As a long time Mac user and now Linux user the only desktop which is vaguely tolerable is Elementary OS as at least someone there with a good eye for detail went through and made sure it all fits together.
I beg to differ, but only with the "especially KDE" part. KDE is a different beast than most other modern desktop environments, in that it does not try to mimic OS X style in any way.
KDE was started way back when with a goal of replicating a Windows-like UI, with a Start-menu like launcher and a Start-bar like task bar with applets.
It may not be to your tastes, but the fit and finish of KDE3, 4 and now 5 is excellent. Integrated application sets (K[Anything]) with integration into a centralized control/config panel for shortcuts, MIME type handling, ...

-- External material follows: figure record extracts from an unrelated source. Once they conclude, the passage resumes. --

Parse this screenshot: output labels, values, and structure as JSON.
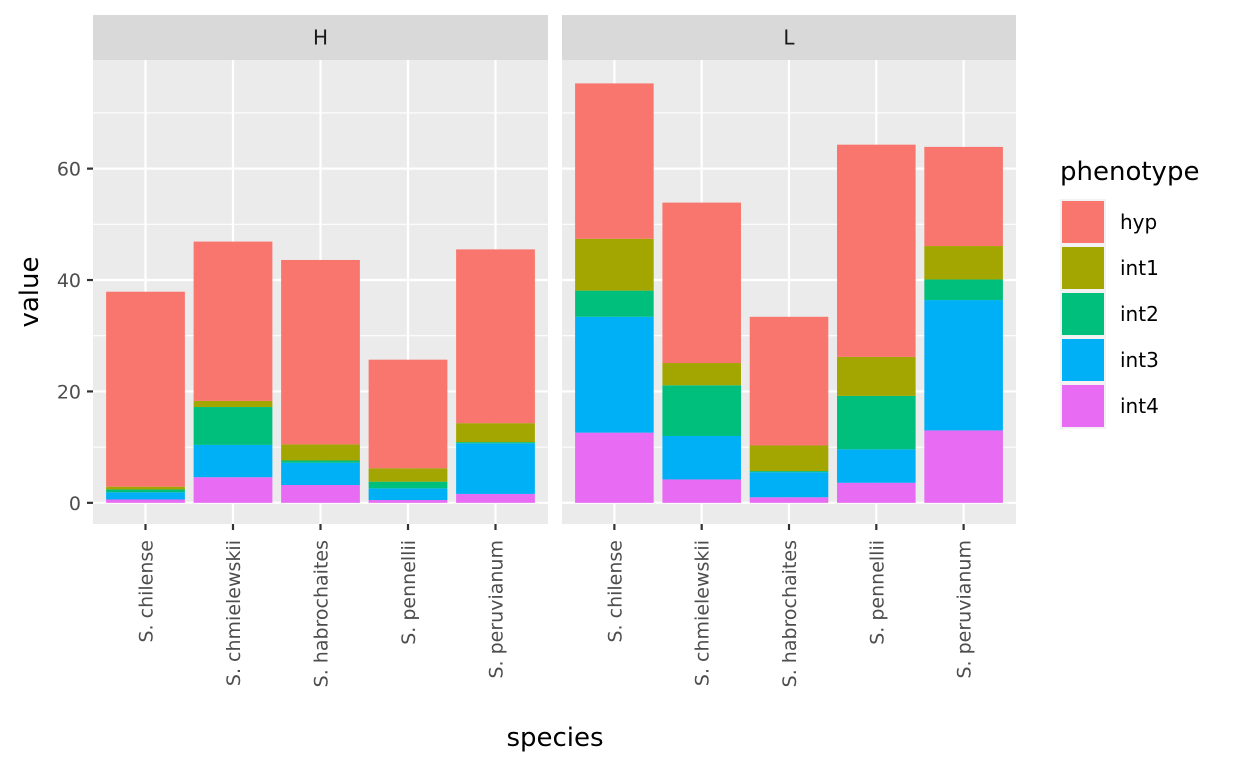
{
  "chart_data": {
    "type": "bar",
    "stacked": true,
    "facets": [
      "H",
      "L"
    ],
    "categories": [
      "S. chilense",
      "S. chmielewskii",
      "S. habrochaites",
      "S. pennellii",
      "S. peruvianum"
    ],
    "stack_order_bottom_to_top": [
      "int4",
      "int3",
      "int2",
      "int1",
      "hyp"
    ],
    "series": [
      {
        "name": "hyp",
        "color": "#F8766D",
        "values": {
          "H": [
            35.0,
            28.6,
            33.1,
            19.5,
            31.2
          ],
          "L": [
            27.9,
            28.8,
            23.1,
            38.1,
            17.8
          ]
        }
      },
      {
        "name": "int1",
        "color": "#A3A500",
        "values": {
          "H": [
            0.5,
            1.1,
            2.9,
            2.4,
            3.4
          ],
          "L": [
            9.3,
            4.0,
            4.6,
            7.0,
            6.0
          ]
        }
      },
      {
        "name": "int2",
        "color": "#00BF7D",
        "values": {
          "H": [
            0.5,
            6.8,
            0.4,
            1.2,
            0.2
          ],
          "L": [
            4.7,
            9.1,
            0.2,
            9.6,
            3.7
          ]
        }
      },
      {
        "name": "int3",
        "color": "#00B0F6",
        "values": {
          "H": [
            1.3,
            5.8,
            4.0,
            2.1,
            9.1
          ],
          "L": [
            20.8,
            7.8,
            4.5,
            6.0,
            23.4
          ]
        }
      },
      {
        "name": "int4",
        "color": "#E76BF3",
        "values": {
          "H": [
            0.6,
            4.6,
            3.2,
            0.5,
            1.6
          ],
          "L": [
            12.6,
            4.2,
            1.0,
            3.6,
            13.0
          ]
        }
      }
    ],
    "xlabel": "species",
    "ylabel": "value",
    "ylim": [
      -3.8,
      79.5
    ],
    "yticks": [
      0,
      20,
      40,
      60
    ],
    "legend": {
      "title": "phenotype",
      "position": "right",
      "items": [
        "hyp",
        "int1",
        "int2",
        "int3",
        "int4"
      ]
    },
    "grid": true
  }
}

The only problem with this is that other popular applications do not bind this tightly to KDE (understandable from application developers - KDE is not the only game in town).
Previously, GTK applications in particular acted and looked like they were from '93 when run outside of GTK-centric desktop environments (XFCE, Gnome). However, Qt has developed a GTK2 and 3 engine that uses Qt and Qt themes under the hood, largely solving that problem when properly configured (try any stable OpenSuse release, for instance).
And there are bugs and annoying aspects to Aqua, it's not perfect, but it is stable.
Not because you can't, but because the above are better apps and a nicer experience than the Apple equivalents.
Once you get out of Apple's walled garden (and reality distortion field), you might find you like it better.